Governing Waveform Relations
vDS(θ) = (1 − α cosθ + β cos3θ)(1 − γ sinθ)
Optimum harmonic terminations vs. γ:
Z1 ≈ Ropt(1 + jγ) (fundamental, reactive arc ∝ γ)
X2 ∝ γ · Ropt (2nd harmonic, pure reactance, sign tracks γ)
Z3 → ∞ (3rd harmonic, open)
Ideal drain efficiency (3rd-harmonic peaking):
ηmax = π√3/6 ≈ 90.7% (ideal, γ-independent) → lower with finite knee
Where α ≈ 2/√3 and β ≈ 1/(3√3) set the maximally flat voltage, Ropt ≈ (4/√3)(VDD − Vknee)/Imax for the maximally flat case, and γ spans −1 to +1. Each γ holds the same η while shifting Z1 and X2.
Mode Comparison for High-Efficiency PAs
| Mode | Ideal Drain Eff. | 2nd Harmonic | 3rd Harmonic | Typical Frac. BW | Notes |
|---|---|---|---|---|---|
| Continuous Class-F | 90.7% (3rd) | Reactive arc (∝γ) | Open | 40 to 60% | Broadband, design locus |
| Class-F | 90.7% (3rd) | Short | Open | 2 to 8% | Narrowband, fixed points |
| Inverse Class-F | 90.7% (3rd) | Open | Short | 2 to 8% | Swaps current/voltage shaping |
| Class-J | ~78.5% | Reactive (∝β) | Soft | 30 to 50% | Wideband, no 3rd-harmonic open |
| Class-E | ~85 to 90% | Capacitive | Switch-defined | 5 to 15% | Switch-mode, high peak voltage |
Frequently Asked Questions
How does continuous Class-F differ from standard Class-F?
Standard Class-F fixes a short at every even harmonic and an open at every odd harmonic, giving one impedance target and 90.7% ideal efficiency with third-harmonic control. Continuous Class-F multiplies the voltage waveform by a (1 − γ sinθ) reactive factor, with γ swept from −1 to +1. Every γ is fully efficient, so the fundamental and second-harmonic targets become arcs on the Smith chart instead of points, and a matching network can satisfy the condition over a 40 to 60% band.
What harmonic impedances does a continuous Class-F design require?

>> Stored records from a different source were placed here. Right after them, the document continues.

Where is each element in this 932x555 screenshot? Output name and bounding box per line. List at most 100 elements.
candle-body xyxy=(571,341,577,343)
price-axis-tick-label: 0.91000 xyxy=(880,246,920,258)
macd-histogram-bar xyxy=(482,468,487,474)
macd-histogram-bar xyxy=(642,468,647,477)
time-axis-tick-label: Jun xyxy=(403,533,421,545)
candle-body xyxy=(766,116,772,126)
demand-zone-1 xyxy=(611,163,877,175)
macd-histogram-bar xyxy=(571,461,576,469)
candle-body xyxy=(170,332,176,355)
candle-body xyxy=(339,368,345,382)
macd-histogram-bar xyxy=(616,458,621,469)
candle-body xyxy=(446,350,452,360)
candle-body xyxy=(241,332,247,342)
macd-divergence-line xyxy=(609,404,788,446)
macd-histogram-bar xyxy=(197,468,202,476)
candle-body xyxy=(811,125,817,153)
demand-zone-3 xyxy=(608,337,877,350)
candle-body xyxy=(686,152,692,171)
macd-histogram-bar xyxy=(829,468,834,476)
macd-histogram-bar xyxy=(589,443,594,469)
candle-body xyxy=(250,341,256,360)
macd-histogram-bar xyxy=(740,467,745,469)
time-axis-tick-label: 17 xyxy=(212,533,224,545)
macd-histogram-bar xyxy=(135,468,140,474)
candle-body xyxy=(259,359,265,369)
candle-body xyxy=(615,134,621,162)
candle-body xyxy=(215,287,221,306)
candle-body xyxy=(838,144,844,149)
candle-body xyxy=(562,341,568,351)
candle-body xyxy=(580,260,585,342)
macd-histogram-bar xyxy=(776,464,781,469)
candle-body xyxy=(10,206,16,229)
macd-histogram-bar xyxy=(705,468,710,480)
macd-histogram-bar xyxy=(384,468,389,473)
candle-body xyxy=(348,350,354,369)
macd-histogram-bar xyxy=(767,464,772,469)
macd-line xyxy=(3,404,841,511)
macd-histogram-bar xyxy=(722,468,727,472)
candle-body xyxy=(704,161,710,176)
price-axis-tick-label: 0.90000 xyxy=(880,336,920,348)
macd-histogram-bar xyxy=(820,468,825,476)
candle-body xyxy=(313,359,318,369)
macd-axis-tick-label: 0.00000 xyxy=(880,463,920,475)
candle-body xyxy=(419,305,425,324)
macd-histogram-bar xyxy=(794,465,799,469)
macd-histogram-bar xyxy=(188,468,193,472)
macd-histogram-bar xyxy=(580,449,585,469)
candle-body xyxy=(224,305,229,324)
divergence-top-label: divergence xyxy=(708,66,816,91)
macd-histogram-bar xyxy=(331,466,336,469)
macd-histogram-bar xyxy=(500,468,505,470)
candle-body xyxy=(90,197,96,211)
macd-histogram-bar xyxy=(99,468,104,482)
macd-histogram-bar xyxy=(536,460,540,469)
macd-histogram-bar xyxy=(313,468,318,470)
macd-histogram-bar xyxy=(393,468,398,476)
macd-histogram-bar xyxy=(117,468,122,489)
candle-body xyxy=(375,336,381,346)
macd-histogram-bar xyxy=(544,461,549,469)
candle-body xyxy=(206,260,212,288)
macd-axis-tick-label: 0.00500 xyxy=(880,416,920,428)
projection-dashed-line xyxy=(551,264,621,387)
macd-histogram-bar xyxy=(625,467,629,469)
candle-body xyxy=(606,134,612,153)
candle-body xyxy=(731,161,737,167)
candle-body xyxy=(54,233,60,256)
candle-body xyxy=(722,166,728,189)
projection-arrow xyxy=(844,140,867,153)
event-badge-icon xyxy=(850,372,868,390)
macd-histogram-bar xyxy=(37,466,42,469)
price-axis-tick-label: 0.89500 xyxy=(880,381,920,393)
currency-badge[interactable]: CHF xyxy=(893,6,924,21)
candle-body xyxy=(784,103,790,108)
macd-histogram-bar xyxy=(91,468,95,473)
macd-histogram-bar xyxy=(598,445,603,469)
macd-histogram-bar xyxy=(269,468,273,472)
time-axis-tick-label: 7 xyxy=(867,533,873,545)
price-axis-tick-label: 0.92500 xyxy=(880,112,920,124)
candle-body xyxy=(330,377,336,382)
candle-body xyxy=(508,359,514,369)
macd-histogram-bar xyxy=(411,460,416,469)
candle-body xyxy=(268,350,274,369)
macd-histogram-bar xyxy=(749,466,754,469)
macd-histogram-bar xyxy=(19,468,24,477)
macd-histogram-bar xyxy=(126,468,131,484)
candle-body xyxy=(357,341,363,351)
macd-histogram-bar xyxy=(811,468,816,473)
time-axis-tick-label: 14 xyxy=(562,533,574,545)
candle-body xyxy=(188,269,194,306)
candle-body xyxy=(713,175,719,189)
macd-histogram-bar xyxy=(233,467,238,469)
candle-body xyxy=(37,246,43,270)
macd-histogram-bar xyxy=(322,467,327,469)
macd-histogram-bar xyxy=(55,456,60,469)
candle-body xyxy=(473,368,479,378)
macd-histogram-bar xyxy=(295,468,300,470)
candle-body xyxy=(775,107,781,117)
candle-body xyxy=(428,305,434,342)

The fundamental presents Ropt plus a γ-dependent reactance, sweeping an arc around the resistive Class-F point. The second harmonic is a controlled reactance X2 ∝ γ rather than a hard short. The third harmonic is held near an open to flatten the voltage. Designers typically control the first three harmonics and let the fourth and higher settle where the device output capacitance places them; allowing a non-zero second-harmonic reactance is what opens the band.
Why does continuous Class-F give wider bandwidth than Class-F?
Fixed Class-F must hit an exact resistive fundamental, a second-harmonic short, and a third-harmonic open at one frequency, which a real network and the device capacitance cannot hold across frequency. Continuous Class-F replaces each point with a locus, so as the network rotates impedance with frequency the design lands on a different valid γ. GaN HEMT realizations report 1.5 to 2.7 GHz coverage at 70 to 75% drain efficiency and 10 to 13 W.